Weil das Vorkauen ein Massengeschäft ist, bringt es auch Massengewinn, während die eigentlich Kreativen sich mit Brosamen begnügen müssen. Das ist vielen von denen natürlich nicht recht, sie versuchen, sich selber als Vorkauer zu betätigen, was selbstverständlich auf Kosten ihrer Kreativität geht. Ein allgemeiner Zug der Kultur nach unten setzt ein. Einem Minimum an schöpferischen Ideen steht ein riesiger Verwertungsbetrieb entgegen, der immer alberner und langweiliger wird.

Das ist es, was Döblin "Störung" und "Verhinderung eines menschlichen Daseins" nennt. "Menschliches Dasein" heißt ja gewißlich auch: Respekt vor großen Werken, liebende Genauigkeit in der Rezeption und Nachahmung, so wie sie etwa im Deutschland des neunzehnten Jahrhunderts die damals mächtig aufblühende Volksmusik gegenüber der Musik der Wiener Klassiker und der Romantik bewiesen hat.

Diese Musik (man denke an die Lieder Robert Schumanns) war zwar ihrerseits "vom Volk inspiriert", schöpfte bei den Motiven und Melodien aus nationalen Traditionen, war aber ein Kunstprodukt von höchster Signifikanz und Ausdifferenziertheit. Seine so glorios gelingende Pflege in den zahllosen populären "Liedertafeln" der Epoche war nur möglich, weil das Volk noch nicht zur Masse geworden war, weil es sich noch an aristokratischen Vorgaben orientierte und ihm die "Anmaßung" (Döblin) fremd war.

Heute ist die Anmaßung allgemein. Die Masse kann und will sich gar nicht mehr vorstellen, daß es wichtigste, für das Ganze entscheidende Geistesbezirke gibt, die über ihre eigenen Kükenbedürfnisse hinausreichen. Für die sogenannte "breite Masse" von heute ist Geist dasselbe wie Narrheit. Und immer mehr Geistesaristokraten finden sich mit der ihnen zugewiesenen Narrenrolle ab, spielen bewußt den Pausenclown und hoffen, daß man sie ordentlich dafür bezahlt.

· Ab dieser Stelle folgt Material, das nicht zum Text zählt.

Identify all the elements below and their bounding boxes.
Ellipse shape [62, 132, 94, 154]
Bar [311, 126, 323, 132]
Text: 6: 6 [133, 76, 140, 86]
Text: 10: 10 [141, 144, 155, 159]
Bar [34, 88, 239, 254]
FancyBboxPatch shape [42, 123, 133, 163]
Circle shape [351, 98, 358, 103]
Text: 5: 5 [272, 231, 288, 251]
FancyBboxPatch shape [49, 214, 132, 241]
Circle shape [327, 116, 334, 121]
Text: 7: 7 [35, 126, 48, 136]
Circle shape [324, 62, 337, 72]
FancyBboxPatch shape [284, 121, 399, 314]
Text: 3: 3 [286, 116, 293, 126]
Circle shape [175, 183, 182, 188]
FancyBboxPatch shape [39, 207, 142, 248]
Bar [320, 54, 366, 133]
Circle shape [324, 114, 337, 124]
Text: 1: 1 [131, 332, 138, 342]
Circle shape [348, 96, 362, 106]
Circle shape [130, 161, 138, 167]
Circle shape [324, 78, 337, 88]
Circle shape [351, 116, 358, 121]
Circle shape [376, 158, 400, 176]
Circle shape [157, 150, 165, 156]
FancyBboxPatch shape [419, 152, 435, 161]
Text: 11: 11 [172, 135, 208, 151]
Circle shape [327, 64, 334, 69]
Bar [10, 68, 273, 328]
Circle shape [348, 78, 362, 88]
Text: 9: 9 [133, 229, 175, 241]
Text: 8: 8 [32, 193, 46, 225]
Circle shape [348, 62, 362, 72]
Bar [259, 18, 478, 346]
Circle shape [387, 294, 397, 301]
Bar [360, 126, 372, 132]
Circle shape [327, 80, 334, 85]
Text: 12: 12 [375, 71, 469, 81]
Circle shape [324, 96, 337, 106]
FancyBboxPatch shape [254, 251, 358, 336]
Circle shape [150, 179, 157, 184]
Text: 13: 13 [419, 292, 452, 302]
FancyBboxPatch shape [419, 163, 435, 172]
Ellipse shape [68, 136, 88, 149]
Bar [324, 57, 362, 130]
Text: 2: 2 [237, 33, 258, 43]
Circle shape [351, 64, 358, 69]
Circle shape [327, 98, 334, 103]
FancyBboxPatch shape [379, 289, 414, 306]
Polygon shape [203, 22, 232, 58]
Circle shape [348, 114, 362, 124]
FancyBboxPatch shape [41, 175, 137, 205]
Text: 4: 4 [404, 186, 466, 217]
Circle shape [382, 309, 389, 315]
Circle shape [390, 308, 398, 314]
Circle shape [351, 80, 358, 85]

Andere, die schon reich sind, versuchen, auf Inseln zu flüchten, sich mit teuren Accessoires der Erlesenheit und der Distinktion zu umgeben. Aber die Masse ist ziemlich gnadenlos. Sie räkelt sich in den Fernsehsesseln und möchte immer nur sich selber abgebildet sehen. Inseln der Exklusivität läßt sie nicht gelten. Bei der öffentlichen Kommentierung von Ereignissen, Entscheidungen, Gütern und Werten wird nur noch der quantitative Maßstab angelegt, wird nur noch danach gefragt, wieviel "Prozent" eine Zustimmung oder eine positive Bewertung hinter sich hat.

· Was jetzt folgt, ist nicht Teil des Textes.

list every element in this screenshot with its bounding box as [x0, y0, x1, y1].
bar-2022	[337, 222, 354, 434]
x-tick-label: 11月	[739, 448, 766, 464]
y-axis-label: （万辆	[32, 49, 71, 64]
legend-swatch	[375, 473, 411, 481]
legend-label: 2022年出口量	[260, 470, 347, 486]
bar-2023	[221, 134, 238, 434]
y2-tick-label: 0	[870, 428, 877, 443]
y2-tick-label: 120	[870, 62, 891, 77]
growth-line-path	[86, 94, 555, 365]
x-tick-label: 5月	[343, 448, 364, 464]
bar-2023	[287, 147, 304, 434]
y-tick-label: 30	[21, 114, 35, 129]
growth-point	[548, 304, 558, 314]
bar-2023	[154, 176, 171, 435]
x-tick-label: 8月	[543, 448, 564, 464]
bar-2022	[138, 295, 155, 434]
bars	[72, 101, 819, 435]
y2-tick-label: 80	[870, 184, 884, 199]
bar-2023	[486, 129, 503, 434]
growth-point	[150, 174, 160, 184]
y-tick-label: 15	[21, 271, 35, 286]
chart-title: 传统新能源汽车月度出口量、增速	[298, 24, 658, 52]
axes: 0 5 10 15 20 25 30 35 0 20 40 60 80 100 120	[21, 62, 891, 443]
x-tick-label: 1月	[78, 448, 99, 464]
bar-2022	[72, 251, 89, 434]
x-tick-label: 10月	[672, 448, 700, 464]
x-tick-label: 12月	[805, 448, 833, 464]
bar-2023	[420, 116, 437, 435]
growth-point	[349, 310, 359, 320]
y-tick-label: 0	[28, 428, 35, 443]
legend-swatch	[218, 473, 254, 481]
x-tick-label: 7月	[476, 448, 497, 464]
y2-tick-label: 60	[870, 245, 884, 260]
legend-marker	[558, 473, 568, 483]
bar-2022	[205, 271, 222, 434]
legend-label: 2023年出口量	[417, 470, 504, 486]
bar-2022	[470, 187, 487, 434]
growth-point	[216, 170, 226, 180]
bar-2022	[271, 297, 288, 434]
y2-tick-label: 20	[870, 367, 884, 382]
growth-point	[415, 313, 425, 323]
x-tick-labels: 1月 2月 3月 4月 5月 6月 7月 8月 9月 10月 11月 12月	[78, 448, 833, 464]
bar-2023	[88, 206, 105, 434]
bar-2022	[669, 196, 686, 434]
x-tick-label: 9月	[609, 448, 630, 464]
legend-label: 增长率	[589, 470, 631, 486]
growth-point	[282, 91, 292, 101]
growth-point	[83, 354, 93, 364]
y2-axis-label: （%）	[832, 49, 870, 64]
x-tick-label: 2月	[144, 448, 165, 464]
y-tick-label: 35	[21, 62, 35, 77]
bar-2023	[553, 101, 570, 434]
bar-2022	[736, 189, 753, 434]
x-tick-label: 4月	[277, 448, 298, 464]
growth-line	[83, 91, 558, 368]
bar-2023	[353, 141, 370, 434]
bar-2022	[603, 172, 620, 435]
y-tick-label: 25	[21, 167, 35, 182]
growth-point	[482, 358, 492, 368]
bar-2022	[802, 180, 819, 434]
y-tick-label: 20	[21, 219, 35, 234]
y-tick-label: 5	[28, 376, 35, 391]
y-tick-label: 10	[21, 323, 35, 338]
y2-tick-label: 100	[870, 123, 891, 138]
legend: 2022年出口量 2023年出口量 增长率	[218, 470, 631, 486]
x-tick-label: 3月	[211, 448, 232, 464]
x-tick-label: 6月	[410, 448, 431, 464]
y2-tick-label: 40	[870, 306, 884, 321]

Das Döblinsche "Hüte dich!" wirkt angesichts dieser Lage geradezu gespenstisch. Es ist, wie wenn einer einem Ertrinkenden zuruft, er möge sich die Nase zuhalten und schön durch den Mund atmen. Mit bloßem Sich-Hüten ist nichts mehr getan. Es gilt, den Rückwärtsgang einzulegen (oder entschlossen durchzustarten, wenn einem das lieber ist). Aus der Masse muß wieder Volk, aus den geistig Anspruchsvollen und auf Distinktion Bedachten müssen wieder durchsetzungsfähige Aristokraten werden.

Ein Kollege von Dr. med. A. Döblin, der antike Arzt Galenus, hat dazu schon vor langer Zeit einen guten Spruch getan. Gesunde Menschen sind aristokratisch, lehrte er, denn wer sich gehen läßt, geht vor der Zeit zugrunde.